During those decades the veil swept in like wildfire and was the visible proof of their growing social influence, along with that came the deterioration in all aspects of services rendered by the government to the people, such as education, health and even morality. The economy was sustained by commercial projects set up by the MB. Large chains of grocery stores, food chains, clothing shops and many other consumer goods were set up by these fundamentalists, with an eye on the ultimate prize of owning Egypt and its people.
While all this was happening, the people were slowly but surely being brainwashed by the arid Wahabi creed embraced by the MB. Parallel to that was the deterioration of the economy and the growing dissatisfaction of the people. Also the growing international force of the idea of a New World Order that converged with these internal factors and which culminated in the Arab Spring, and Egypt’s Revolution of 25 January 2011.
From that date the efforts of the MB were intensified, till on June 30, 2012 Morsi of the Muslim Brotherhood was declared president of Egypt.
The country was greatly divided. Many Egyptians were aware of the MB bloody history and were shocked by their rule. Others, less informed, were optimistic, thinking that these “men of God” will turn Egypt into a Utopia on earth. It took Egyptians less than a year to become totally disillusioned and to rise against the MB with the support of the army.
Though there was great emphasis on religion, yet the main drive was behind the trappings of religion and not the ethical core. It became more important to conform in dress than it was to stick to cleanliness. Appearing to be pious was the goal, not actually practicing kindness or charity. Thus a hypocritical society came into being where the surface reflected strict codes of behaviour and dress which thinly veiled a swamp of apathy, and resulting in behaviour devoid of loyalty or commitment.
While all this was taking place in Egyptian society, the one entity that kept to itself, remained closed upon itself and kept its very strict rules of admittance, was the armed forces. There, anyone thought to have certain deviant beliefs from loyalty to the country was not accepted in the army. Though the system is not one of volunteers but of conscripts, yet even these were vetted very closely and whoever was found to be holding any strong beliefs that might overshadow loyalty to Egypt were quietly let go. This kept the armed forces as one cohesive entity, loyal to Egypt and nothing else.
New conscripts in the armed forces went through a very strict orientation when first recruited. They had love for God, country and their own unit and fellow troops drummed into them till they became a body of brothers in arms.
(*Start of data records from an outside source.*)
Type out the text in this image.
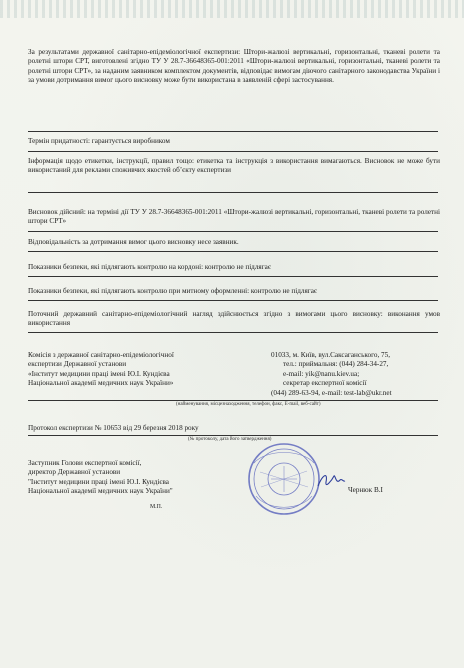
За результатами державної санітарно-епідеміологічної експертизи: Штори-жалюзі вертикальні, горизонтальні, тканеві ролети та ролетні штори СРТ, виготовлені згідно ТУ У 28.7-36648365-001:2011 «Штори-жалюзі вертикальні, горизонтальні, тканеві ролети та ролетні штори СРТ», за наданим заявником комплектом документів, відповідає вимогам діючого санітарного законодавства України і за умови дотримання вимог цього висновку може бути використана в заявленій сфері застосування.
Термін придатності: гарантується виробником
Інформація щодо етикетки, інструкції, правил тощо: етикетка та інструкція з використання вимагаються. Висновок не може бути використаний для реклами споживчих якостей об’єкту експертизи
Висновок дійсний: на терміні дії ТУ У 28.7-36648365-001:2011 «Штори-жалюзі вертикальні, горизонтальні, тканеві ролети та ролетні штори СРТ»
Відповідальність за дотримання вимог цього висновку несе заявник.
Показники безпеки, які підлягають контролю на кордоні: контролю не підлягає
Показники безпеки, які підлягають контролю при митному оформленні: контролю не підлягає
Поточний державний санітарно-епідеміологічний нагляд здійснюється згідно з вимогами цього висновку: виконання умов використання
Комісія з державної санітарно-епідеміологічної
експертизи Державної установи
«Інститут медицини праці імені Ю.І. Кундієва
Національної академії медичних наук України»
01033, м. Київ, вул.Саксаганського, 75,
тел.: приймальня: (044) 284-34-27,
e-mail: yik@nanu.kiev.ua;
секретар експертної комісії
(044) 289-63-94, e-mail: test-lab@ukr.net
(найменування, місцезнаходження, телефон, факс, E-mail, веб-сайт)
Протокол експертизи № 10653 від 29 березня 2018 року
(№ протоколу, дата його затвердження)
Заступник Голови експертної комісії,
директор Державної установи
"Інститут медицини праці імені Ю.І. Кундієва
Національної академії медичних наук України"
М.П.
Чернюк В.І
The next stage was to see where every individual excelled, then given intensive training in that. So there were legions of highly trained individuals in every field imaginable, whether military or civilian. One of the Egyptian army’s strengths lies in the fact that it is self sufficient. It can feed itself, cloth itself, maintain its equipment and even produce most of it, educate and even heal itself.
With the near collapse of civil society, after the decades of neglect during Mubarak’s reign, and while the Muslim Brotherhood was destroying its moral fibre, the armed forces was the only entity which stayed strong and self sufficient. After President Al Sisi became President through winning a landslide election,
the only viable entity he could find that could build up Egypt again was the armed forces.
All outside forces that were planning for the Muslim Brotherhood to rule Egypt as they had no concept of loyalty to country and all they wanted was the Brotherhood’s glorification and an illusion of a Caliphate, all these forces were deeply disappointed when Al Sisi was voted in. The chant “down with the army” rose again on the streets after being last heard during the Brotherhood’s reign. But this chant was heard on the lips of those few provocateurs who cared more about their narrow personal gains than for Egypt as a whole.
With outside forces trying to force Egypt into submission to their plans, with provocateurs inciting an already beleaguered population and an economy on the brink of collapse, Al Sisi had his plate full. The one entity that could be relied upon was the only one that had remained intact: the armed forces.
Two fronts were opened to keep the army off balance, Sinai and the border with Libya, where systematic armed attacks against the army were launched. Then there was all the work that needed to be done internally to prepare the country for a revival of the economy, the total overhauling of the infrastructure, the modernising and new building of roads, bridges and transportation. New energy sources were needed, new fields of communication. Every field of endeavour needed overhauling and renovation.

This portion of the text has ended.